Collaborative Filtering
ALSSink
@Plugin(type = SparkSink.PLUGIN_TYPE)
@Name("ALSSink")
@Description("A building stage for an Apache Spark ML Collaborative Filtering model. "
+ "This technique is commonly used for recommender systems and aims to fill in the "
+ "missing entries of a User-Item association matrix. "
+ "Spark ML uses the ALS (Alternating Least Squares) algorithm.")

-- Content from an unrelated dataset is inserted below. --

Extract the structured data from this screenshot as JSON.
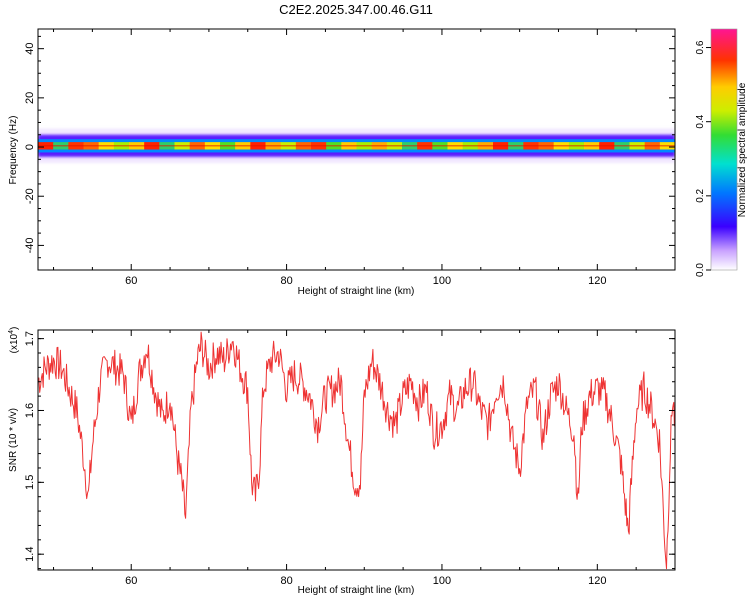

public class ALSSink extends RecommenderSink {
...
}
Parameters
Model Name | The unique name of the recommendation model. |
User Field | The name of the input field that defines the user identifiers. The values must be within the integer value range. |
Item Field | The name of the input field that defines the item identifiers. The values must be within the integer value range. |
Rating Field | The name of the input field that defines the item ratings. The values must be within the integer value range. |
Data Split | The split of the dataset into train & test data, e.g. 80:20. Default is 70:30. |
Model Configuration | |
Factorization Rank | A positive number that defines the rank of the matrix factorization. Default is 10. |
Nonnegative Constraints | The indicator to determine whether to apply nonnegativity constraints for least squares. Support values are 'true' and 'false'. Default is 'false'. |
Maximum Iterations | The maximum number of iterations to train the ALS model. Default is 10. |
Regularization Parameter | The nonnegative regularization parameter. Default is 0.1. |
User Blocks | The number of user blocks. Default is 10. |
Item Blocks | The number of item blocks. Default is 10. |
Implicit Preference | The indicator to determine whether to use implicit preference. Support values are 'true' and 'false'. Default is 'false'. |
Alpha Parameter | The nonnegative alpha parameter in the implicit preference formulation. Default is 1.0. |
ALSPredictor
@Plugin(type = SparkCompute.PLUGIN_TYPE)
@Name("ALSPredictor")
@Description("A prediction stage that leverages a trained Apache Spark ML ALS recommendation model.")
public class ALSPredictor extends RecommenderCompute {
...
}
Parameters
Model Name | The unique name of the recommendation model. |
User Field | The name of the input field that defines the user identifiers. The values must be within the integer value range. |
Item Field | The name of the input field that defines the item identifiers. The values must be within the integer value range. |
Prediction Field | The name of the field in the output schema that contains the predicted rating. |
Smart Adaptive Recommendations
The Smart Adaptive Recommendation (SAR) algorithm is outside the scope of Apache Spark ML. It is currently part of the commercial offering of Dr. Krusche & Partner and will be open sourced by mid of 2020.